Херсонеситы — страница 35 из 47

Слезы хлынули рекой. Пальцы разжались, черепок отлетел к стене. Всхлипывая, Дионисий поднял его, стиснул в кулаке. Свободной рукой вытер мокрые щеки, озадаченно посмотрел на черную от сажи ладонь. И вдруг мысль – неожиданная, сладостно-мучительная – пронзила, заставила вздрогнуть: ведь он же может поговорить с отцом! Так, как говорил много лет назад с умершим старшим братом. Правда, брат приходил сам…



Страх и ожидание подкатились к горлу душным комком. Дионисий рванулся бежать, но понял, что возникшая однажды мысль больше не оставит его, собрался с духом и позвал в пустоту:

– Отец!

Холод прошел по комнате, дотронулся до спины, коснулся волос. Дионисий посмотрел прямо перед собой так, как умел делать только он да еще Епифаний. Светлый туманчик, круживший рядом, обрел узнаваемые и такие родные контуры. Дионисий вскрикнул, протянул руки, бросился вперед – прижаться, обнять, и… разрушил все слабенькое, тонкое, бестелесное, что сумел вымолить у Аида. Мерцание потухло, оставив: «Будь осторожен, сын!»

Горе ударило свежей волной, вынесло мальчика из комнаты. Он пронесся через пролом, бывший когда-то входом в его дом, и, рыдая, спотыкаясь, цепляясь хитоном за деревья и виноград, помчался по арбустуму, все еще помнящему хозяйские руки, лелеявшие этот сад, пока не одичавшему, ухоженному. В какой-то момент Дионисий упал и остался лежать, уткнувшись лицом в высокую зеленую траву.

Постепенно плечи перестали вздрагивать, глаза приняли осмысленное выражение.

Дионисий осознал, что глядит на большого черного муравья, который прямо под его носом пытается протащить между толстыми перепутанными травинами огромное зерно. Его собрат, вцепившись с другого конца, с не меньшим упорством тянет зерно на себя.

По мокрой от слёз руке поползла отсвечивающая зеленью муха. Остановилась, почистила крылышки. В волосы заскочил и запутался кузнечик.

И все это было так… так обычно. Нет, Дионисий не успокоился. Он развернулся от прошлого к настоящему, вспомнил, зачем преодолел длинный, опасный путь.

Из арбустума к рабам вышел совершенно другой человек – собранный, умеющий приказывать, знающий, что и как делать.

Единственное, чего Дионисий не смог, – заставить себя заглянуть в колодец. Раб, спустившийся туда на веревке, сообщил, что доставать нечего. Сама земля заплакала, приняв убитых, – давно не знавший влаги колодец вдруг заполнился водой.

Недалеко от дома, в стороне, куда уходило солнце, чтобы не мешать ночи расправить свои крылья, Дионисий нашел место для четырех могил. Это будут самые печальные из могил – пустые кенота́фы. В них он опустит только то, без чего невозможно прожить в царстве мертвых: одежду, посуду, еду, питье, деньги, которые наконец-то примет Харон и выполнит свою работу.

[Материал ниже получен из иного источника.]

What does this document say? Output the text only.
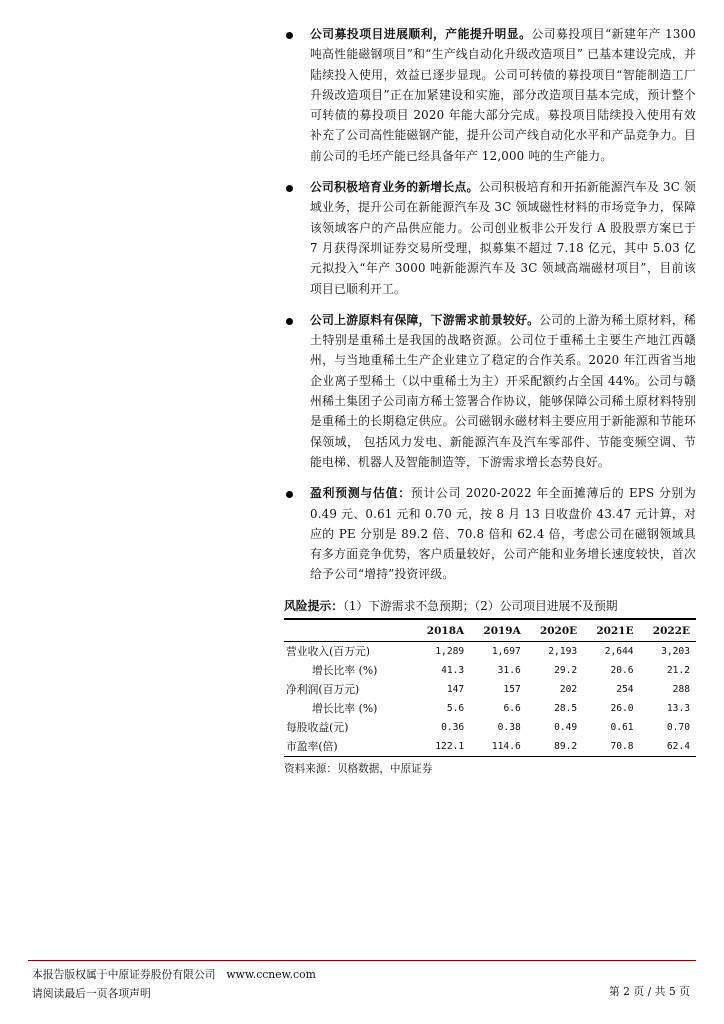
公司募投项目进展顺利，产能提升明显。公司募投项目“新建年产 1300 吨高性能磁钢项目”和“生产线自动化升级改造项目” 已基本建设完成，并陆续投入使用，效益已逐步显现。公司可转债的募投项目“智能制造工厂升级改造项目”正在加紧建设和实施，部分改造项目基本完成，预计整个可转债的募投项目 2020 年能大部分完成。募投项目陆续投入使用有效补充了公司高性能磁钢产能，提升公司产线自动化水平和产品竞争力。目前公司的毛坯产能已经具备年产 12,000 吨的生产能力。
公司积极培育业务的新增长点。公司积极培育和开拓新能源汽车及 3C 领域业务，提升公司在新能源汽车及 3C 领域磁性材料的市场竞争力，保障该领域客户的产品供应能力。公司创业板非公开发行 A 股股票方案已于 7 月获得深圳证券交易所受理，拟募集不超过 7.18 亿元，其中 5.03 亿元拟投入“年产 3000 吨新能源汽车及 3C 领域高端磁材项目”，目前该项目已顺利开工。
公司上游原料有保障，下游需求前景较好。公司的上游为稀土原材料，稀土特别是重稀土是我国的战略资源。公司位于重稀土主要生产地江西赣州，与当地重稀土生产企业建立了稳定的合作关系。2020 年江西省当地企业离子型稀土（以中重稀土为主）开采配额约占全国 44%。公司与赣州稀土集团子公司南方稀土签署合作协议，能够保障公司稀土原材料特别是重稀土的长期稳定供应。公司磁钢永磁材料主要应用于新能源和节能环保领域， 包括风力发电、新能源汽车及汽车零部件、节能变频空调、节能电梯、机器人及智能制造等，下游需求增长态势良好。
盈利预测与估值：预计公司 2020-2022 年全面摊薄后的 EPS 分别为 0.49 元、0.61 元和 0.70 元，按 8 月 13 日收盘价 43.47 元计算，对应的 PE 分别是 89.2 倍、70.8 倍和 62.4 倍，考虑公司在磁钢领域具有多方面竞争优势，客户质量较好，公司产能和业务增长速度较快，首次给予公司“增持”投资评级。
风险提示：（1）下游需求不急预期；（2）公司项目进展不及预期
	2018A	2019A	2020E	2021E	2022E
营业收入(百万元)	1,289	1,697	2,193	2,644	3,203
增长比率 (%)	41.3	31.6	29.2	20.6	21.2
净利润(百万元)	147	157	202	254	288
增长比率 (%)	5.6	6.6	28.5	26.0	13.3
每股收益(元)	0.36	0.38	0.49	0.61	0.70
市盈率(倍)	122.1	114.6	89.2	70.8	62.4
资料来源：贝格数据，中原证券
本报告版权属于中原证券股份有限公司　www.ccnew.com
请阅读最后一页各项声明	第 2 页 / 共 5 页
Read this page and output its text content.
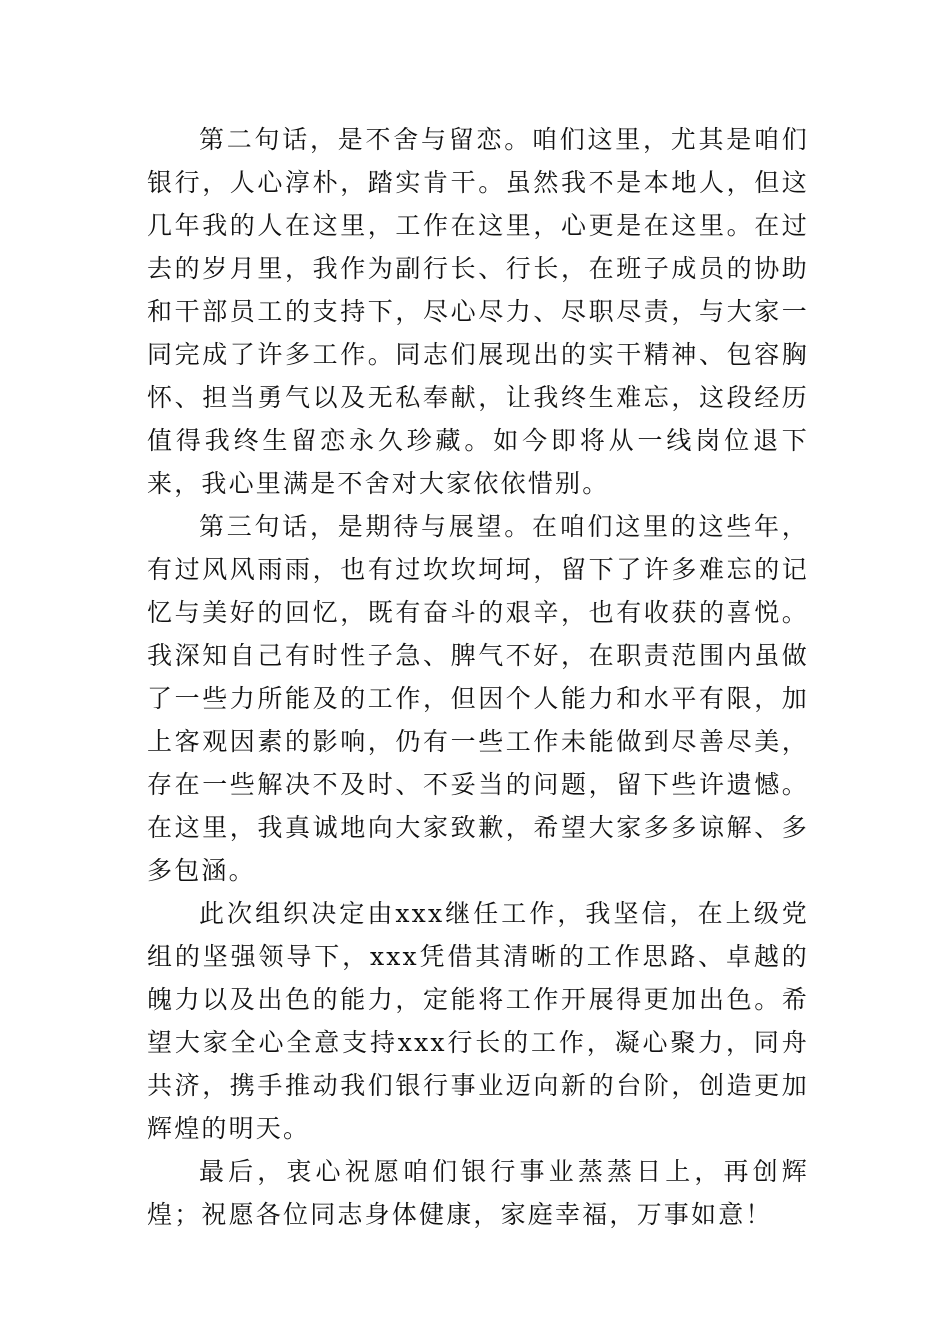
第二句话，是不舍与留恋。咱们这里，尤其是咱们银行，人心淳朴，踏实肯干。虽然我不是本地人，但这几年我的人在这里，工作在这里，心更是在这里。在过去的岁月里，我作为副行长、行长，在班子成员的协助和干部员工的支持下，尽心尽力、尽职尽责，与大家一同完成了许多工作。同志们展现出的实干精神、包容胸怀、担当勇气以及无私奉献，让我终生难忘，这段经历值得我终生留恋永久珍藏。如今即将从一线岗位退下来，我心里满是不舍对大家依依惜别。

第三句话，是期待与展望。在咱们这里的这些年，有过风风雨雨，也有过坎坎坷坷，留下了许多难忘的记忆与美好的回忆，既有奋斗的艰辛，也有收获的喜悦。我深知自己有时性子急、脾气不好，在职责范围内虽做了一些力所能及的工作，但因个人能力和水平有限，加上客观因素的影响，仍有一些工作未能做到尽善尽美，存在一些解决不及时、不妥当的问题，留下些许遗憾。在这里，我真诚地向大家致歉，希望大家多多谅解、多多包涵。

此次组织决定由xxx继任工作，我坚信，在上级党组的坚强领导下，xxx凭借其清晰的工作思路、卓越的魄力以及出色的能力，定能将工作开展得更加出色。希望大家全心全意支持xxx行长的工作，凝心聚力，同舟共济，携手推动我们银行事业迈向新的台阶，创造更加辉煌的明天。

最后，衷心祝愿咱们银行事业蒸蒸日上，再创辉煌；祝愿各位同志身体健康，家庭幸福，万事如意！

Наблюдая воспаленными глазами за работой рабов, он не заметил, как забрезжил рассвет.

К восходу солнца все было готово к обряду погребения. Дионисий подошел к повозке, забрал то, что они с Актеоном приготовили для Гераклеона, Алексии, Дайоны и Епифания.

Опустившись на колени подле могилы сестры, Дионисий положил на влажное дно ямы изготовленную коропластом собаку и пинакс, на котором еще до отплытия собственноручно вывел алфавит: Дайона так хотела научиться читать!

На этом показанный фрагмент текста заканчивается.